The current crop of leading edge phones are just too good and the new ones don’t have the extra features to justify an expensive purchase. Two cameras are great, who needs three? And who needs even more megapixels? When phone reviews start focusing on the width of the bezel, then you know some sort of innovation limit has been reached.

5G, where are you?

The industry has been trapped in its own hype. If 5G is going to be so game-changing you’d be a fool to buy a smartphone right now... wouldn’t you? As a result, most industry watchers believe that some users are delaying their purchase decisions until next year when they’ll be able to choose between a reasonable bunch of 5G capable smartphones.

Mid tier is where it’s at

When the market does kick into life again, there may be a continued focus on the so-called ‘mid-tier’ phones, which may mean more phones sold and less money being made from each one. Not exactly the end of the smartphone, but maybe an end to the flagship mania.  

Brands change focus

Gartner points out that this shift in emphasis has led the likes of Samsung, Huawei, Xiaomi, OPPO and Vivo to strengthen their entry-level and mid tier smartphone portfolios portfolios. A strategy which helped Huawei, Samsung and OPPO grow in the third quarter of 2019. 

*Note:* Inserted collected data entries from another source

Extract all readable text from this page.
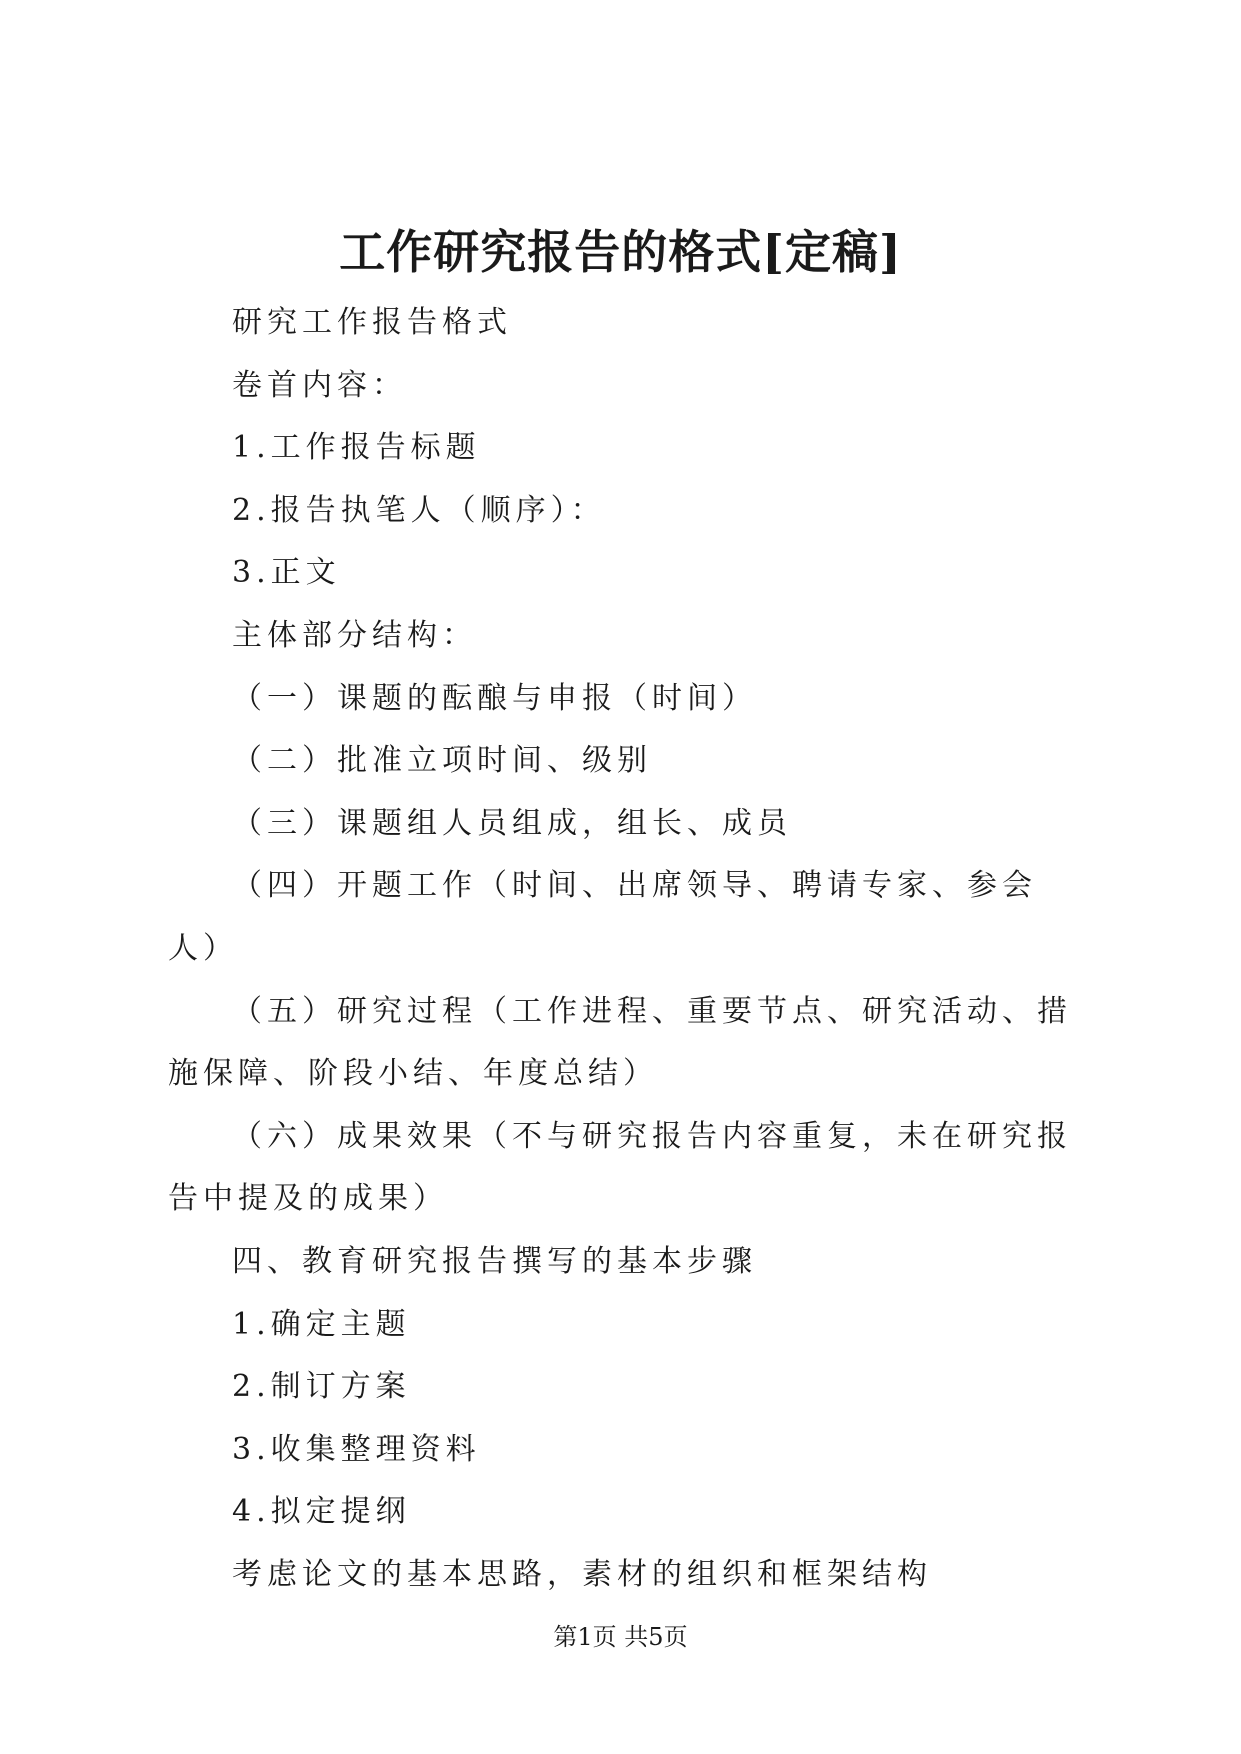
工作研究报告的格式[定稿]

研究工作报告格式

卷首内容：

1.工作报告标题

2.报告执笔人（顺序）：

3.正文

主体部分结构：

（一）课题的酝酿与申报（时间）

（二）批准立项时间、级别

（三）课题组人员组成，组长、成员

（四）开题工作（时间、出席领导、聘请专家、参会人）

（五）研究过程（工作进程、重要节点、研究活动、措施保障、阶段小结、年度总结）

（六）成果效果（不与研究报告内容重复，未在研究报告中提及的成果）

四、教育研究报告撰写的基本步骤

1.确定主题

2.制订方案

3.收集整理资料

4.拟定提纲

考虑论文的基本思路，素材的组织和框架结构

第1页 共5页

Which brings us to Apple. It has managed so far to avoid the rush to midtier and, as a result, according to many analysts, this year recorded  another double-digit dip in sales.

But all this might be about to change. Reports of what Apple is about to do (but doesn’t) are a constant feature of the smartphone industry. And this year ‘reports’ are pouring in that Apple is about to go back to the future and reprise a version of its highly popular iPhone SE, launched in 2016 and, for many users, never bettered due to its small screen and pocket size. Not to mention its low price. 

It seems possible (and, given the race to the midtier, likely) that Apple actually will introduce a midtier based on the SE’s brand value. The latest scuttlebut has it that it will be called, not the ‘SE2’, but the iPhone 9 -  the iPhone that never was. 

So does the smartphone go on forever?

The smartphone may eventually be overtaken by a different interface of course. And it may even be whacked by a pair of glasses... one day.  Many observers will agree with Dr. John Bates, tech expert and CEO of Eggplant, a digital performance measurement outfit: “The cell phone, as we know it, will die by the end of the 2020s and be replaced by an implant. Implanted in glasses or another wearable, the device will provide all of the smartphone functionality and a host of AR capabilities—making the current smartphone interface archaic.” 

Well, perhaps

But it seems most likely that users will add the glasses to their tech, not use it to oust the smartphone.